Comment by hyko

Comment by hyko 2 days ago

6 replies

The fatal problem with LLM-as-runtime-club isn’t performance. It’s ops (especially security).

When the god rectangle fails, there is literally nobody on earth who can even diagnose the problem, let alone fix it. Reasoning about the system is effectively impossible. And the vulnerability of the system is almost limitless, since it’s possible to coax LLMs into approximations of anything you like: from an admin dashboard to a sentient potato.

“zero UI consistency” is probably the least of your worries, but object permanence is kind of fundamental to how humans perceive the world. Being able to maintain that illusion is table stakes.

Despite all that, it’s a fun experiment.

cheema33 2 days ago

> The fatal problem with LLM-as-runtime-club isn’t performance. It’s ops (especially security).

For me it is predictability. I am a big proponent of AI tools. But even the biggest proponents admit that LLMs are non-deterministic. When you ask a question, you are not entirely sure what kind of answers you will get.

This behavior is acceptable as a developer assistance tool, when a human is in the loop to review and the end goal is to write deterministic code.

  • hyko 2 days ago

    Non-deterministic behaviour doesn’t help when trying to reason about the system. But you could in theory eliminate the non-determinism for a given input, and yet still be stuck with something unpredictable, in the sense that you can’t predict what new input will cause.

    Whereas that sort of evaluation is trivial with code (even if at times program execution is non-deterministic), because its mechanics are explainable. Things like only testing boundary conditions hinge on this property, but completely fall apart if it’s all probabilistic.

    Maybe explainable AI can help here, but to be honest I have no idea what the state of the art is for that.

finnborge 2 days ago

At this extreme, I think we'd end up relying on backup snapshots. Faulty outcomes are not debugged. They, and the ecosystem that produced them, are just erased. The ecosystem is then returned to its previous state.

Kind of like saving a game before taking on a boss. If things go haywire, just reload. Or maybe like cooking? If something went catastrophically wrong, just throw it out and start from the beginning (with the same tools!)

And I think the only way to even halfway mitigate the vulnerability concern is to identify that this hypothetical system can only serve a single user. Exactly 1 intent. Totally partitioned/sharded/isolated.

  • hyko 2 days ago

    Backup snapshots of what though? The defects aren’t being introduced through code changes, they are inherent in the model and its tooling. If you’re using general models, there’s very little you can do beyond prompt engineering (which won’t be able to fix all the bugs).

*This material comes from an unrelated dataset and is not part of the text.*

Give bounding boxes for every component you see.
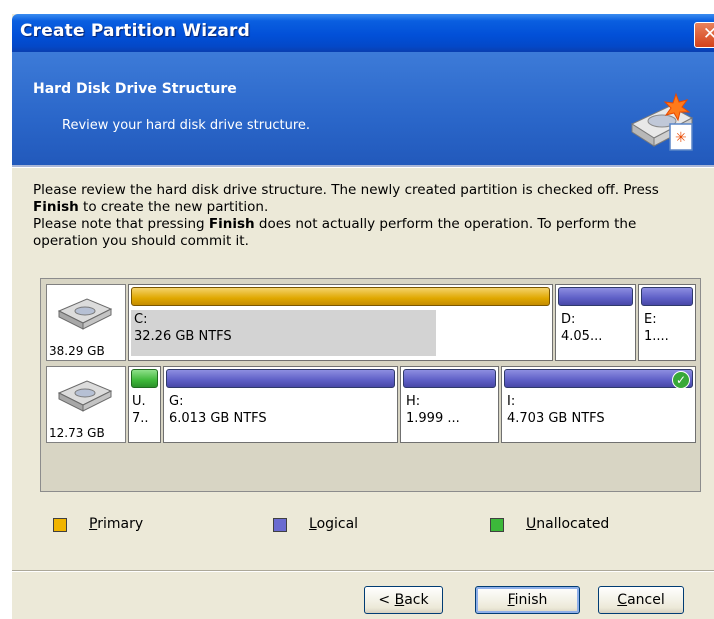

    If you were using your own model you could maybe try to retrain/finetune the issues away given a new dataset and different techniques? But at that point you’re just transmuting a difficult problem into a damn near impossible one?

    LLMs can be miraculous and inappropriate at the same time. They are not the terminal technology for all computation.

indigodaddy 2 days ago

What if they are extremely narrow and targeted LLMs running locally on the endpoint system itself (llamafile or whatever)? Would that make this concern at least a little better?